Ja, sie wusste immer noch nicht was sie von dem Blonden Jungen halten sollte.
Dieses Mal knurrte er beim Aufschlag, den er ordentlich über das Netz pfefferte, nur um von Hiyori abgepfiffen zu werden.
"Was soll der Scheiß?"
"Du warst über der Linie.", entgegnete die Blonde mit all ihrem Mut.
Sie stammelte trotzdem ein wenig vor sich hin.
Wie bei ein unerzogener Hund, merkte Kyotani jede Unsicherheit und nutzte sie schamlos aus. Besonders wenn er dabei so richtig wütend werden konnte.
Der Pfiff für den nächsten Aufschlag fiel.
Irgendwie lag eine Art Spannung in der Luft, besonders als er anfing sich Zeit zu lassen.
Er wollte Ayakas Blick auf sich spüren und erst als er sich ihrer dunklen Augen sicher sein konnte, erst als sie realisierte, dass etwas schief gehen würde, nahm er Anlauf und zielte geradewegs auf Hiyori.
Die Blondine fiel mit einem lauten krachen von der Leiter, geradewegs auf den Hallenboden.
"Hiyori! Alles in Ordnung? Hast du dich verletzt?", kniete Yaka sich sofort neben ihre Freundin, die am Boden lag.

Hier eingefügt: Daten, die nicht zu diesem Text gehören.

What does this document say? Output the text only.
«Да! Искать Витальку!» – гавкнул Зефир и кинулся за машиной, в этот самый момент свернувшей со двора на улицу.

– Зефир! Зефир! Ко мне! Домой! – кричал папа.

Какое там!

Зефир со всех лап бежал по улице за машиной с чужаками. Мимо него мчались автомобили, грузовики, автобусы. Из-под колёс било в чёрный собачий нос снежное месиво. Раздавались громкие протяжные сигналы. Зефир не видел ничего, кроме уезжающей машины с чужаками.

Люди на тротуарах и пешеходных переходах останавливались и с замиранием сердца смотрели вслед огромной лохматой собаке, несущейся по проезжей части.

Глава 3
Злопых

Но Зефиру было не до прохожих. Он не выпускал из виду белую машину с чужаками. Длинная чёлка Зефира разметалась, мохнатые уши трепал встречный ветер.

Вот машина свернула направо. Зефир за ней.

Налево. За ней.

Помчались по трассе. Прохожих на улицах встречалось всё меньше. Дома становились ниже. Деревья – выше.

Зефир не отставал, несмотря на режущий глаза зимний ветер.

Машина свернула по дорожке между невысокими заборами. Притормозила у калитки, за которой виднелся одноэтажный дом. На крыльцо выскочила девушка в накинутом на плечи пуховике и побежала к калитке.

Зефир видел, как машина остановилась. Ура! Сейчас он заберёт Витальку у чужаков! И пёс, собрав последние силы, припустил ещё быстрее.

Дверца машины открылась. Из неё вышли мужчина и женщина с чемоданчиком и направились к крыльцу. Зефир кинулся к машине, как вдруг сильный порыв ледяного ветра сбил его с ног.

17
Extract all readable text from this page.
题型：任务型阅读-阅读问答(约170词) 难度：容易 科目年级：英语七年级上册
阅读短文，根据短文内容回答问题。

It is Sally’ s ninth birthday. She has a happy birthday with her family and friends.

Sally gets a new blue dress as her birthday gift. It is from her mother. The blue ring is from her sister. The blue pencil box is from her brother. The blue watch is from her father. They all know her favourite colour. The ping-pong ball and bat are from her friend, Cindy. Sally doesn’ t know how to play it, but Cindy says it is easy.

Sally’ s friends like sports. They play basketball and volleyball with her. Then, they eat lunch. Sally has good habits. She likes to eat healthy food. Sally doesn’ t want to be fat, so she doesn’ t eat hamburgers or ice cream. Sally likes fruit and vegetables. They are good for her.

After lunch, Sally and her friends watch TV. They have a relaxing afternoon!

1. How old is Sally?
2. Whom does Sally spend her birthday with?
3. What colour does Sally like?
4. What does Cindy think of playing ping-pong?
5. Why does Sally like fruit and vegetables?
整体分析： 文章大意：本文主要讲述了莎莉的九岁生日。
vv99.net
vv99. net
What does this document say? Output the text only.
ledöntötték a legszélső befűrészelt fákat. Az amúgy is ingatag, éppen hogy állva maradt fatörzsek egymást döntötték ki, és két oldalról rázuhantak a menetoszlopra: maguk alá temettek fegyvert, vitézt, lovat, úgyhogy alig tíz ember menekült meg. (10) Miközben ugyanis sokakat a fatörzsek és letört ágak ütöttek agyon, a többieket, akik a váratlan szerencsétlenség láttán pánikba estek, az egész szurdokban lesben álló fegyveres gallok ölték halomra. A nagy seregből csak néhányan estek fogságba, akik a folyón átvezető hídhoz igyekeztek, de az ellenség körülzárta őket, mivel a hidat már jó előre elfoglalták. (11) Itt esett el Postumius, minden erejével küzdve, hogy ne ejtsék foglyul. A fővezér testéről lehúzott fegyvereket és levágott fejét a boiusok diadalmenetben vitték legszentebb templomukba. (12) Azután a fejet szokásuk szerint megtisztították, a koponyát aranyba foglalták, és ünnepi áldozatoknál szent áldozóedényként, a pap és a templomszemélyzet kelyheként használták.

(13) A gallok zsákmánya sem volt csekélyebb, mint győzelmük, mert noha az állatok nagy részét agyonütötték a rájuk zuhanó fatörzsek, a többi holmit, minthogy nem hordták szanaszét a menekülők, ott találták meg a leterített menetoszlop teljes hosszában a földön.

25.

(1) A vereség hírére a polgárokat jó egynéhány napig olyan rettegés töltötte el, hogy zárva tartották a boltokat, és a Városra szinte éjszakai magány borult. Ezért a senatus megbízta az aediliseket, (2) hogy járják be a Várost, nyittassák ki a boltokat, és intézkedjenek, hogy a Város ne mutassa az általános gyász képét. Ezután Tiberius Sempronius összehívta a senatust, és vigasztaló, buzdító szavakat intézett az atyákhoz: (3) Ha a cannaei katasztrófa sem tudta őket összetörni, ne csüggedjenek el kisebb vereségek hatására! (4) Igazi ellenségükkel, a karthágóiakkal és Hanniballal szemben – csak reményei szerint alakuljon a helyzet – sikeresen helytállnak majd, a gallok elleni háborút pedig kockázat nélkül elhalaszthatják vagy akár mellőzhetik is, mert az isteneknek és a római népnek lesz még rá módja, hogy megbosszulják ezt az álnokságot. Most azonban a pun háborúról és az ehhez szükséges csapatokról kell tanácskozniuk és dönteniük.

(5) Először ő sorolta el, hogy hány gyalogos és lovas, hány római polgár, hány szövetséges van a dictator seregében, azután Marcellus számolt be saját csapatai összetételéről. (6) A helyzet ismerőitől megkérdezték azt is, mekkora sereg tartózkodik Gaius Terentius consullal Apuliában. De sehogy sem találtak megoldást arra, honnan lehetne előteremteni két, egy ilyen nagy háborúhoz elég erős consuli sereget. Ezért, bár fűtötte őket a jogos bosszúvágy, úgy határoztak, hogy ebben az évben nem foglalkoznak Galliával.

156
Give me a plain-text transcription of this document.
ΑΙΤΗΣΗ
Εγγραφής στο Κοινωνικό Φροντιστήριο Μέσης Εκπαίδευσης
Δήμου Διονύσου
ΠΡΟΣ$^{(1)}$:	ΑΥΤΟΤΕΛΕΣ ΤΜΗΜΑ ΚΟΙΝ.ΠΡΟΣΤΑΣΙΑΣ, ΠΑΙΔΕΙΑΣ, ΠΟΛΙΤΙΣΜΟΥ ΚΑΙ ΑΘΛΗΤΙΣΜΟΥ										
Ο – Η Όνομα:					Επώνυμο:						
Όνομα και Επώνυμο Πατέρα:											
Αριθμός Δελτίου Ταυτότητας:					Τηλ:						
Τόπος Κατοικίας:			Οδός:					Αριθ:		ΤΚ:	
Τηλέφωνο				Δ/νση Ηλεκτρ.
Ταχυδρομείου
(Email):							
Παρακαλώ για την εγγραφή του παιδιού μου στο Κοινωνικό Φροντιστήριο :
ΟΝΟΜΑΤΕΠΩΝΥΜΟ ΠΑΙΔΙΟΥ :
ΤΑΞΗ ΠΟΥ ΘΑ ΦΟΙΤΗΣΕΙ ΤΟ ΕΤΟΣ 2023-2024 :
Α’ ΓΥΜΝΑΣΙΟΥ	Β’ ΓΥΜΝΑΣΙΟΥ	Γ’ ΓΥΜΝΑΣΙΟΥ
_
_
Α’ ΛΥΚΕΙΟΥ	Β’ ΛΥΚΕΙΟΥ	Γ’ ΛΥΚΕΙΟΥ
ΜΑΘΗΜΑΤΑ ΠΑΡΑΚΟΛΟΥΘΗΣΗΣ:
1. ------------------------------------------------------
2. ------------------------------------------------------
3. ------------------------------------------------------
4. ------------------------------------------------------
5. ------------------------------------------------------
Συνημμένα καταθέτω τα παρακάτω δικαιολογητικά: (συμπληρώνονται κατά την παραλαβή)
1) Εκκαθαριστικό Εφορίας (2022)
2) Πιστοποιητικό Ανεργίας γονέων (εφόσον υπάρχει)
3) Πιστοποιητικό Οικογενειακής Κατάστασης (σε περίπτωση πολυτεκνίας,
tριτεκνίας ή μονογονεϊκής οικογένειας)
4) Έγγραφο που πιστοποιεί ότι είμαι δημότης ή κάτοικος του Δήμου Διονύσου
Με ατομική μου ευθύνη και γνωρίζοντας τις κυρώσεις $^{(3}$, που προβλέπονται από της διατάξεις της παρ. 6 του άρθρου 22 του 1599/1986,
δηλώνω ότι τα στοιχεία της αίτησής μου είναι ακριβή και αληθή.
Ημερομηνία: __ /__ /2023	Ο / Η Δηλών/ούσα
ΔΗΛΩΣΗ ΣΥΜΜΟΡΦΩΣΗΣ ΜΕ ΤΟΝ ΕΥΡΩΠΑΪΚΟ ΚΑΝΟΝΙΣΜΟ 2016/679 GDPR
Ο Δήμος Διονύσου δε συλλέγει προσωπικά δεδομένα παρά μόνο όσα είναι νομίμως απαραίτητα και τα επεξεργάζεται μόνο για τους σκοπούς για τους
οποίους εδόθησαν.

Als sie sich langsam aufsetzte oder es zumindest versuchte, brabbelte Hiyori irgendetwas von Farben und Bienen.
Mit einer Hand hielt sie sich den schmerzenden Kopf. Es brauchte sogar einige Momente bis sie Yaka als ihre Freundin erkannte.
"Verdammt... Iwa, ruf bitte einen Krankenwagen. Das sieht nicht gut aus. Komm mit, wir setzen dich vorsichtig an die Wand. Mach langsam!"
Nachdem Hiyori sicher verstaut war, ließ Ayaka ihrer Wut nun freien Lauf. Sie hatte entgültig genug von Kyotani.
"Bist du komplett bescheuert? Hat man dir nie Anstand beigebracht? Oder bist du einfach nur dämlich?! Raus! Verschwinde aus meiner Halle und aus meinem Team!"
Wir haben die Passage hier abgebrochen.